Solía tratar a los enfermos
con elementos naturales sin dominio propio. Los echaba al curarlos con un inusitado
entusiasmo para que continuasen sus quehaceres. Y cuando osaban retribuirme,
solo hojas y semillas aceptaba.
Era médico, un cirujano a la
vera de poderes celestiales para curar. Era quien podía quitar los malestares,
las pesadumbres y cualquier otro tipo de enfermedad. Sabía hacerlo
diagnosticando frutas, tallos y flores; y nunca –nadie- resultó muerto ni con
impedimento alguno.
Por las mañanas recorría los campos
con una valija, y cargaba su interior con más de la cuenta. Ponía lo que
hallaba y creía idóneo, y siempre, nunca me olvidaba, llevaba agua de la
montaña para sedar intervalos austeros donde los pacientes lo requerían.
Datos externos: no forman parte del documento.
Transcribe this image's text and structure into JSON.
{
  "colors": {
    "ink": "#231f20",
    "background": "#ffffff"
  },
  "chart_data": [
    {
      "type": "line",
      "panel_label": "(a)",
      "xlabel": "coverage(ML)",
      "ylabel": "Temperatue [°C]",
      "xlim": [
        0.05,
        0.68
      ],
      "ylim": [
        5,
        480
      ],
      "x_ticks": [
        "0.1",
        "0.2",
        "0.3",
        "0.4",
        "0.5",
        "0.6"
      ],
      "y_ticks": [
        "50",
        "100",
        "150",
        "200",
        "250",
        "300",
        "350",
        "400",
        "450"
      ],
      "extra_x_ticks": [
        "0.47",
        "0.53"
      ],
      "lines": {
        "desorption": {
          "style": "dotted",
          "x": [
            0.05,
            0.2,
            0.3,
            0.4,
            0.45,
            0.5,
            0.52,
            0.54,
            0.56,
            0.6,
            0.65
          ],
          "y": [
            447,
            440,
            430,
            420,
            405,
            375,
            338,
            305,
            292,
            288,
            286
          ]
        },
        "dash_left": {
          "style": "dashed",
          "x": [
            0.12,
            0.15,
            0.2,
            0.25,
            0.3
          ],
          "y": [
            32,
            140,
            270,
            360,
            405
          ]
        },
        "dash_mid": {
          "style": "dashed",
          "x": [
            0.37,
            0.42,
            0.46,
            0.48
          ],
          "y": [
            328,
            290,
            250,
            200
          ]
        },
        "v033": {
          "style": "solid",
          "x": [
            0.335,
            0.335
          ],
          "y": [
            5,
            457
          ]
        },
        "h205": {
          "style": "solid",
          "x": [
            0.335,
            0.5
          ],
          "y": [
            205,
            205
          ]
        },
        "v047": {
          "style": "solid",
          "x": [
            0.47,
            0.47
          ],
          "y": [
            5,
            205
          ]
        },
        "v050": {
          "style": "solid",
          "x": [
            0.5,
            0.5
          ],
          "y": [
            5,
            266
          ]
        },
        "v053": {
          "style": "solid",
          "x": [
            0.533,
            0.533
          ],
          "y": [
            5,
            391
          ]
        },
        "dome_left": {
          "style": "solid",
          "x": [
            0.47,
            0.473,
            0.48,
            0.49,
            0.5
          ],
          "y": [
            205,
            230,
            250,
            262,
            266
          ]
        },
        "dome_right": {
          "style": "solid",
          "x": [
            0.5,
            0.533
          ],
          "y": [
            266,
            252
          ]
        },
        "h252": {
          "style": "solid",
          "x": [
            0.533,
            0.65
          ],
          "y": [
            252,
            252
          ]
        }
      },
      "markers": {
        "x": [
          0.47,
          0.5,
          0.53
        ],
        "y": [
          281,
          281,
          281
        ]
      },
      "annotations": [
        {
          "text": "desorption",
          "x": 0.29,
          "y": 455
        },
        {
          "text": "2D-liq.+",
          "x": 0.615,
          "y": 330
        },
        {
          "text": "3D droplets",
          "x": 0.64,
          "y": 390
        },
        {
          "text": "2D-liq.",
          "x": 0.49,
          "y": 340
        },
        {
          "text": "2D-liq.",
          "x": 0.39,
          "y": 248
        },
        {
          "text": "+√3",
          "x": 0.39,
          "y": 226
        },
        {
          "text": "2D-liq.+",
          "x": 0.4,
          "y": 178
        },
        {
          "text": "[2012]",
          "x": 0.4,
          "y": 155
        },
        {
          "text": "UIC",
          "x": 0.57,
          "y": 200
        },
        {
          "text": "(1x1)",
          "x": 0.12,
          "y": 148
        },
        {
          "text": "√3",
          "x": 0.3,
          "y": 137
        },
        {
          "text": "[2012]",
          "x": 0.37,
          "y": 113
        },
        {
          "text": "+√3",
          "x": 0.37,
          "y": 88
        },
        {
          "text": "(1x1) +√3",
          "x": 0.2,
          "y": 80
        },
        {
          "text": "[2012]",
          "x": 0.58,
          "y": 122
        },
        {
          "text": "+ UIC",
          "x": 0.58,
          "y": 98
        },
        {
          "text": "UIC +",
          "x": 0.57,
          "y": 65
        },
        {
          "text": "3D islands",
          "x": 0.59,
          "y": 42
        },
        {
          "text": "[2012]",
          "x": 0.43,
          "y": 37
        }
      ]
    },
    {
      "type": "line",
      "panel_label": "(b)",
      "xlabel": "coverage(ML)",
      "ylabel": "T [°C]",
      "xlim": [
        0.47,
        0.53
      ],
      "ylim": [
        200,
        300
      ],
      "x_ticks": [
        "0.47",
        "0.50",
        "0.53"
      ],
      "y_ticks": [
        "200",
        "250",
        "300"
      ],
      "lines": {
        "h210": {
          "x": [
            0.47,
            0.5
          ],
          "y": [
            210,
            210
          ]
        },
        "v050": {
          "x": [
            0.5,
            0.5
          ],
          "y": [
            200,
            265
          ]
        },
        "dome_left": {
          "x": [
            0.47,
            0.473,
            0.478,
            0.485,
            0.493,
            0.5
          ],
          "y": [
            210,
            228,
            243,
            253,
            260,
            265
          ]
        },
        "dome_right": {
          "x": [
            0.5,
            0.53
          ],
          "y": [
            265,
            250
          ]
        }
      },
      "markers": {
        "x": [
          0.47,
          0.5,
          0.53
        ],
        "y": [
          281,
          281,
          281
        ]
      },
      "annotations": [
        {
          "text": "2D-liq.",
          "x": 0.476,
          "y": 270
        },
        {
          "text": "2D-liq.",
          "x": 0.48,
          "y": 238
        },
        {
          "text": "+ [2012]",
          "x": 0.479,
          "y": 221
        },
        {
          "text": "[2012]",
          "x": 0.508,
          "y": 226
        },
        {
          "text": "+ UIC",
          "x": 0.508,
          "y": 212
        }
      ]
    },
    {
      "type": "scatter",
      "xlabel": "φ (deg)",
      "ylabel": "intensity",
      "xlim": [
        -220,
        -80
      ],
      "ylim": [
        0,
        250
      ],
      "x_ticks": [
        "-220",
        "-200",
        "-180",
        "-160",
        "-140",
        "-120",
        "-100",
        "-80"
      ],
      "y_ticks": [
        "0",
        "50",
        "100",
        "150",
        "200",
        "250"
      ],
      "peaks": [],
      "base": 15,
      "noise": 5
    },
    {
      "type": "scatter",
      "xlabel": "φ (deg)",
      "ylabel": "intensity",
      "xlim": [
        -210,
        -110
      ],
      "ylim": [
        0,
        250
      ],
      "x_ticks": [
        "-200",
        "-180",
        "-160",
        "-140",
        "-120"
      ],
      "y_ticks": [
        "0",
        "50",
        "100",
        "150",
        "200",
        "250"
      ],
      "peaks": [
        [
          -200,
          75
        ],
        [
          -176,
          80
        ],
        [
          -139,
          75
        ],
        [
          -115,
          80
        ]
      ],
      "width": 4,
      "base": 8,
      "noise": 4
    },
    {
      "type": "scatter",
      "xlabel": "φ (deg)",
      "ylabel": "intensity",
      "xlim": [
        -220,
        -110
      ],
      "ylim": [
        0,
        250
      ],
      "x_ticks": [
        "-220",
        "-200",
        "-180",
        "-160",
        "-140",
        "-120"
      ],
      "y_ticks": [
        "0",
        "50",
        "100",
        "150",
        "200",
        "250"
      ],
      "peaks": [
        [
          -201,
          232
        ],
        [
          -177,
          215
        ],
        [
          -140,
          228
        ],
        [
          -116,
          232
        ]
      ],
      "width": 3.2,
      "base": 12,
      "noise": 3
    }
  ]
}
Pero los días viajaban a través
de mi olfato, y reconocí, me di cuenta de que debía tratarme. Medicarme podría
ser una solución, comer un tallo asfixiado por el agua, pero sabía que no daría
resultado más que invocando los poderes de los muertos. Y así, me recluté
debajo de un árbol y esperé la donosura de esos individuos fenecidos.
Ya recostado, invoqué las
fuerzas de los muertos, pero nada sucedía. Las tardes me demostraron su estupor
y las noches su cuota de lágrimas; las redes sus desinteresadas presas y los
bancos sus amplios recodos hasta saberme olvidado. Nada llegó, nada me fue
otorgado ni socorrido, y la curación –sin embargo-, fue hecha por la sinrazón
de un desinterés de aquellos hacia mi ingenuidad.